Saturday, August 8, 2009

Moschip 9835 Vista Driver

The genius of The Onion will continue to exist!


We boldly proclaim that the entire editorial staff has escaped easily from prison. Only 7 months after that sensational gags that have both very good close. Unable to pay the big fine we have allowed the imprisonment of 30 years. But now we're back with you. Life in prison is not enough and more so we decided to go. After several attempts, we realized that the best way to get out of this hell was to remain motionless. Every time we went into the yard for air time or lunch break, we all remain perfectly still, without speaking to anyone, not even among ourselves.

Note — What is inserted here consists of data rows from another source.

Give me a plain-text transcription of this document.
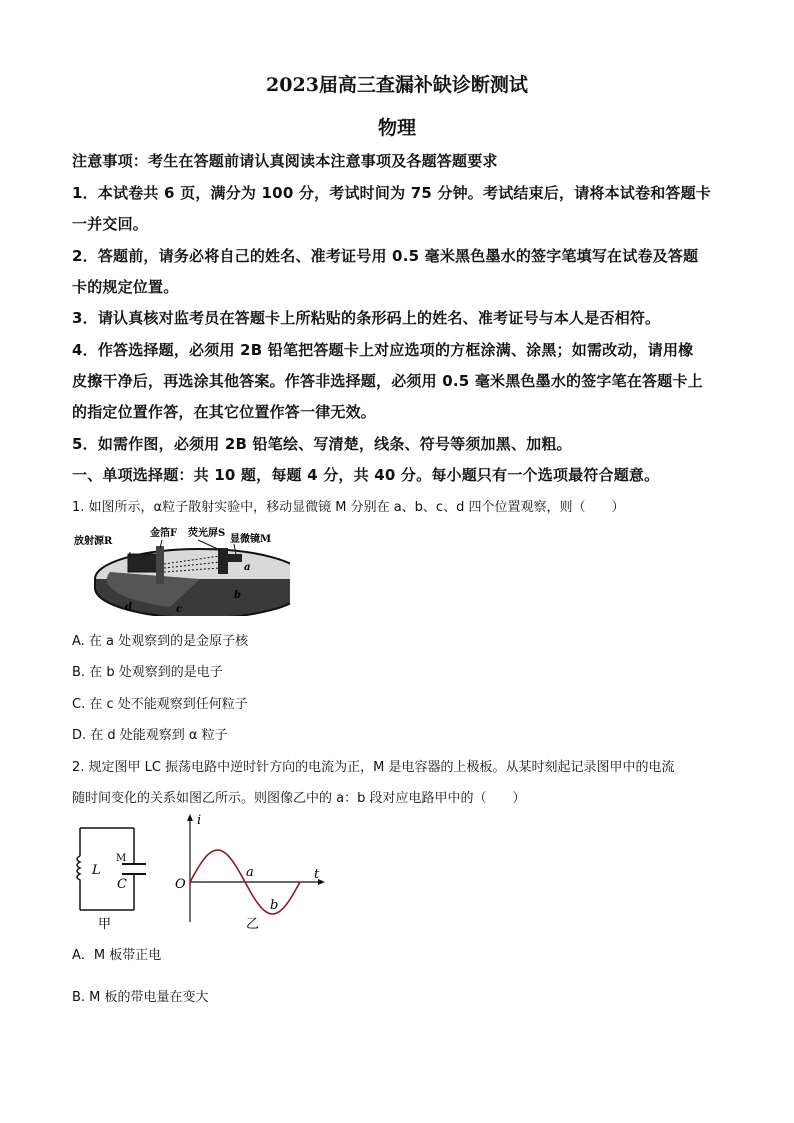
2023届高三查漏补缺诊断测试
物理
注意事项：考生在答题前请认真阅读本注意事项及各题答题要求
1．本试卷共 6 页，满分为 100 分，考试时间为 75 分钟。考试结束后，请将本试卷和答题卡
一并交回。
2．答题前，请务必将自己的姓名、准考证号用 0.5 毫米黑色墨水的签字笔填写在试卷及答题
卡的规定位置。
3．请认真核对监考员在答题卡上所粘贴的条形码上的姓名、准考证号与本人是否相符。
4．作答选择题，必须用 2B 铅笔把答题卡上对应选项的方框涂满、涂黑；如需改动，请用橡
皮擦干净后，再选涂其他答案。作答非选择题，必须用 0.5 毫米黑色墨水的签字笔在答题卡上
的指定位置作答，在其它位置作答一律无效。
5．如需作图，必须用 2B 铅笔绘、写清楚，线条、符号等须加黑、加粗。
一、单项选择题：共 10 题，每题 4 分，共 40 分。每小题只有一个选项最符合题意。
1. 如图所示，α粒子散射实验中，移动显微镜 M 分别在 a、b、c、d 四个位置观察，则（　　）
放射源R
金箔F 荧光屏S
显微镜M
a
b
c
d
A. 在 a 处观察到的是金原子核
B. 在 b 处观察到的是电子
C. 在 c 处不能观察到任何粒子
D. 在 d 处能观察到 α 粒子
2. 规定图甲 LC 振荡电路中逆时针方向的电流为正，M 是电容器的上极板。从某时刻起记录图甲中的电流
随时间变化的关系如图乙所示。则图像乙中的 a：b 段对应电路甲中的（　　）
L
C
M
甲
i
t
O
a
b
乙
A．M 板带正电
B. M 板的带电量在变大
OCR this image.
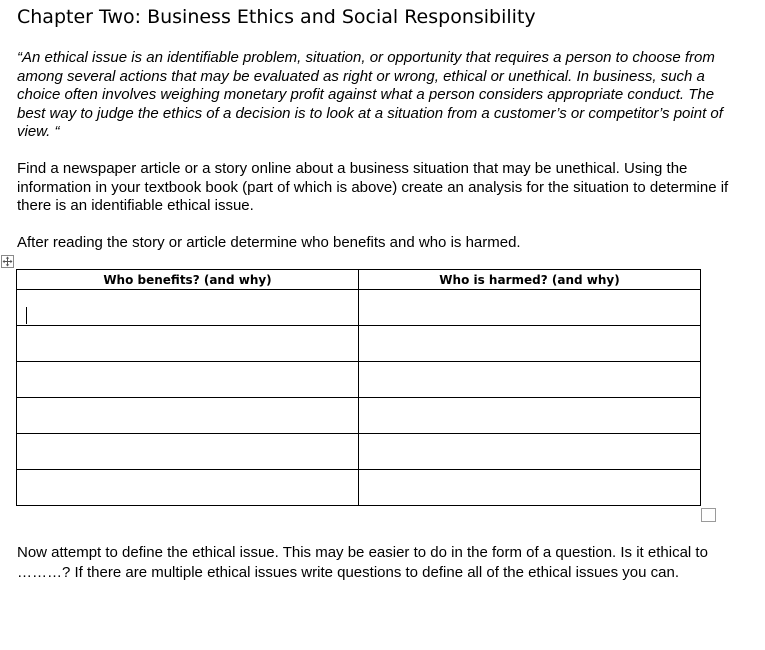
Chapter Two: Business Ethics and Social Responsibility

“An ethical issue is an identifiable problem, situation, or opportunity that requires a person to choose from among several actions that may be evaluated as right or wrong, ethical or unethical. In business, such a choice often involves weighing monetary profit against what a person considers appropriate conduct. The best way to judge the ethics of a decision is to look at a situation from a customer’s or competitor’s point of view. “

Find a newspaper article or a story online about a business situation that may be unethical. Using the information in your textbook book (part of which is above) create an analysis for the situation to determine if there is an identifiable ethical issue.

After reading the story or article determine who benefits and who is harmed.

Who benefits? (and why)	Who is harmed? (and why)

Now attempt to define the ethical issue. This may be easier to do in the form of a question. Is it ethical to ………? If there are multiple ethical issues write questions to define all of the ethical issues you can.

Even when we reported in the cells, always absolute silence and immobility. After a few months we have noticed that our prensenza now no longer existed. A few days ago during a basketball game in a hellishly hot and agitated among the prisoners, we decided to move and at regular intervals of 10 seconds we headed toward the exit gate. We have raised the latch, which fortunately was not locked, and we slunk away. The editors at large has

decided so that the onion must continue to provide information that no one dares to give you. Fresh news every day or two. A TIP summer to see if they look good if fresh occchi not withered. As the fish Cipolla also have eyes to see the world. But above all, like onion, you can browse to cry.
Greetings from the entire editorial staff at large.